L’attente est forte pour l’ensemble des investisseurs, qui veulent disposer d’une information fiable pour orienter leurs flux financiers vers des investissements en lien avec leurs aspirations, et pour les institutionnels devant eux-mêmes répondre à leurs obligations de reporting ESG. Au-delà de la qualité des informations qui devront être mises à disposition par les émetteurs via le reporting CSRD, l’enjeu consistera à proposer une grille de lecture claire et intelligible, avec une divulgation sélective d’indicateurs clés, quantitatifs et standardisés, et accompagnés d’informations qualitatives permettant la bonne compréhension des données publiées. La majorité des investisseurs n’ont en effet pas les moyens ni le temps d’analyser en détail les politiques de durabilité de chaque émetteur, la crédibilité de son plan de transition énergétique et son alignement avec l’Accord de Paris notamment.

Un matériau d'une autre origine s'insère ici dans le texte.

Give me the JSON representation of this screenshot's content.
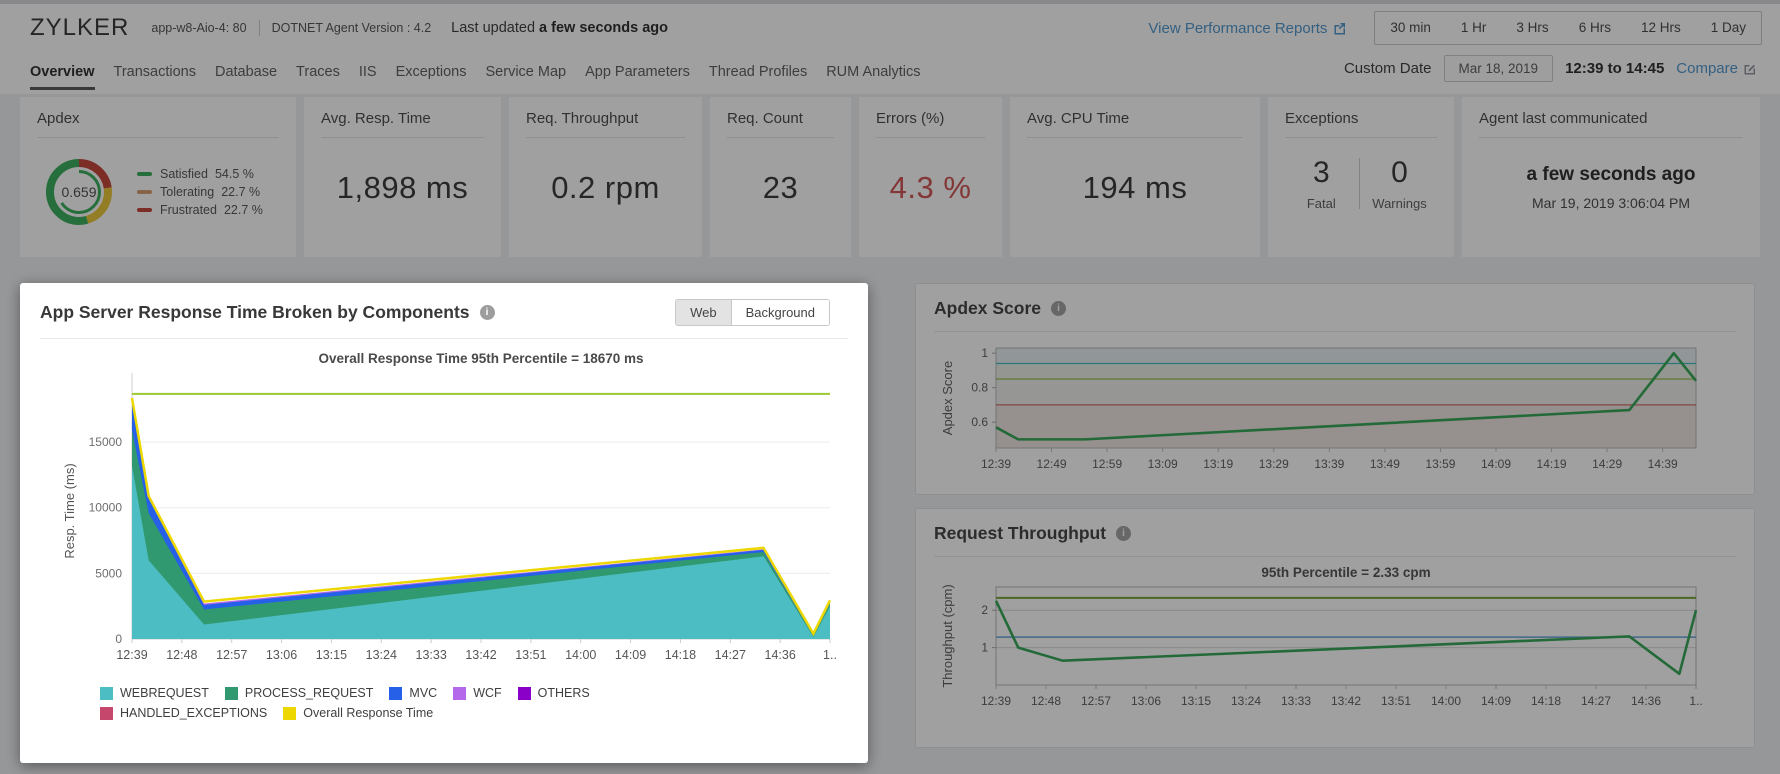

Cette tâche incombera principalement aux gestionnaires d’actifs, qui devront analyser les informations communiquées par les entreprises au-delà des indicateurs fournis, notamment sur leur approche face aux enjeux de durabilité et la mise en perspective par rapport au secteur d’activité concerné, et faire preuve de pédagogie auprès de leurs clients dans la restitution de ces informations.

Si le cadre proposé va clairement dans le bon sens, la CSRD à elle seule ne permettra pas de répondre à l’ensemble de ces enjeux, et des questions restent en suspens : les entreprises non cotées, pour lesquelles le reporting reste facultatif, vont-elles tout de même réaliser cet exercice en vue d’attirer les investisseurs ? Qu’en est-il des entreprises non européennes, qui ne sont de fait pas soumises à la CSRD ? Quid de la nécessaire convergence internationale ou interopérabilité avec les autres normes en cours d’élaboration dans les différentes régions ? Il sera en effet essentiel de disposer d’un cadre de référence commun afin d’harmoniser les pratiques à l’échelle mondiale.

La tant attendue CSRD contribuera, à terme, à fiabiliser les données ESG, à donner plus de transparence, et ainsi à renforcer la crédibilité des approches et analyses proposées par les gestionnaires d’actifs à leurs clients sur les investissements durables. Mais le chemin est encore long et les investisseurs devront encore, un temps, composer avec une multitude d’informations extra-financières complexes à appréhender et non homogènes, pour choisir les produits d’investissements qui leur correspondent véritablement.